Still looking around, Buffy tried to get her bearings. “Sounds…” Complicated. “Great,” she went with, smiling as she put her scythe down by the table. Everything was saying this place was Portuguese, but the theme looked pretty African to her. It was weird.

She sat down anyway. Ayesha cast her a pitying smile before she left, stabbing the chicken stick into a thing that sat in the middle of Buffy’s table.

OK. So, Buffy knew she could still walk out. She owed nothing to Watford, and especially not one in a hell dimension. Nonetheless, she tried to get her bearings anyway.
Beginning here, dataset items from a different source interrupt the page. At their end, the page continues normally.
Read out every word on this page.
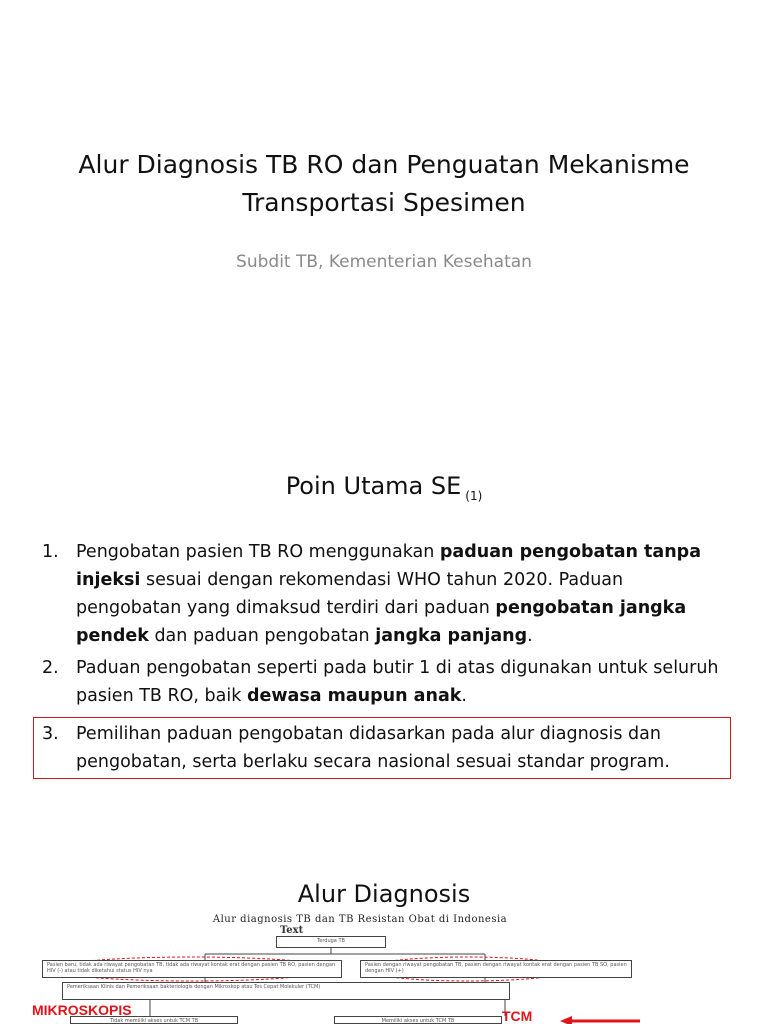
Alur Diagnosis TB RO dan Penguatan Mekanisme
Transportasi Spesimen
Subdit TB, Kementerian Kesehatan
Poin Utama SE $_{(1)}$
1. Pengobatan pasien TB RO menggunakan paduan pengobatan tanpa injeksi sesuai dengan rekomendasi WHO tahun 2020. Paduan pengobatan yang dimaksud terdiri dari paduan pengobatan jangka pendek dan paduan pengobatan jangka panjang.
2. Paduan pengobatan seperti pada butir 1 di atas digunakan untuk seluruh pasien TB RO, baik dewasa maupun anak.
3. Pemilihan paduan pengobatan didasarkan pada alur diagnosis dan pengobatan, serta berlaku secara nasional sesuai standar program.
Alur Diagnosis
Alur diagnosis TB dan TB Resistan Obat di Indonesia
Text
Terduga TB
Pasien baru, tidak ada riwayat pengobatan TB, tidak ada riwayat kontak erat dengan pasien TB RO, pasien dengan HIV (-) atau tidak diketahui status HIV nya
Pasien dengan riwayat pengobatan TB, pasien dengan riwayat kontak erat dengan pasien TB SO, pasien dengan HIV (+)
Pemeriksaan Klinis dan Pemeriksaan bakteriologis dengan Mikroskop atau Tes Cepat Molekuler (TCM)
Tidak memiliki akses untuk TCM TB	Memiliki akses untuk TCM TB
MIKROSKOPIS	TCM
Over by the tills, there was one of those things cooking shows always called ‘the pass’: a countertop with heat lamps above it. The sort of thing you had if you were fancier than the Doublemeat Palace. A chef was loading it with dishes: shiny hunks of chicken with sides of fries; something that looked like pitta bread with a mini terracotta pot of something on the side.

Buffy watched as Ayesha headed back over, picking up two plates of chicken before she sauntered towards a table just a few away from hers.

“Half a chicken with peri-peri chips and a spicy rice. Extra hot.”

One of the guys at the table raised his hand. “Oh, ta, love. That’s me.”

Buffy did a double take. This was a guy in his late twenties, maybe, wearing a pinstriped shirt with the sleeves rolled up, a tie around his neck - loosened. He had curly brownish-blond hair and he was sitting at the table with two other men, both of whom looked older than him - one by not so many years (he took the second plate of chicken) then the other by at least a couple of decades.

The server said something and the guy chuckled. It was Spike. It really was. And… He was sitting in a chicken restaurant with Ethan Rayne. The other guy - was that Mr. Trick?

“What the actual hell?”

She said it louder than she’d intended to. Ayesha looked round, confused. Spike, he looked round - and his eyes went wide. “Buffy?” he said, sounding like he always had, blinking like his eyes were deceiving him. Buffy stood up. “No,” the guy added, tracking her movement with a look like devastation in his eyes. “You can’t be here.”

“Uh…” Ayesha began, looking confused. “Is she…?”

The guy glanced her way. “I mean,” he ground out, before looking back to Buffy, “I didn’t think your plane landed till tomorrow.” He implored her, “Get over here and meet the lads.”

Buffy didn’t need asking twice. She took her scythe and left the chicken stick where it was.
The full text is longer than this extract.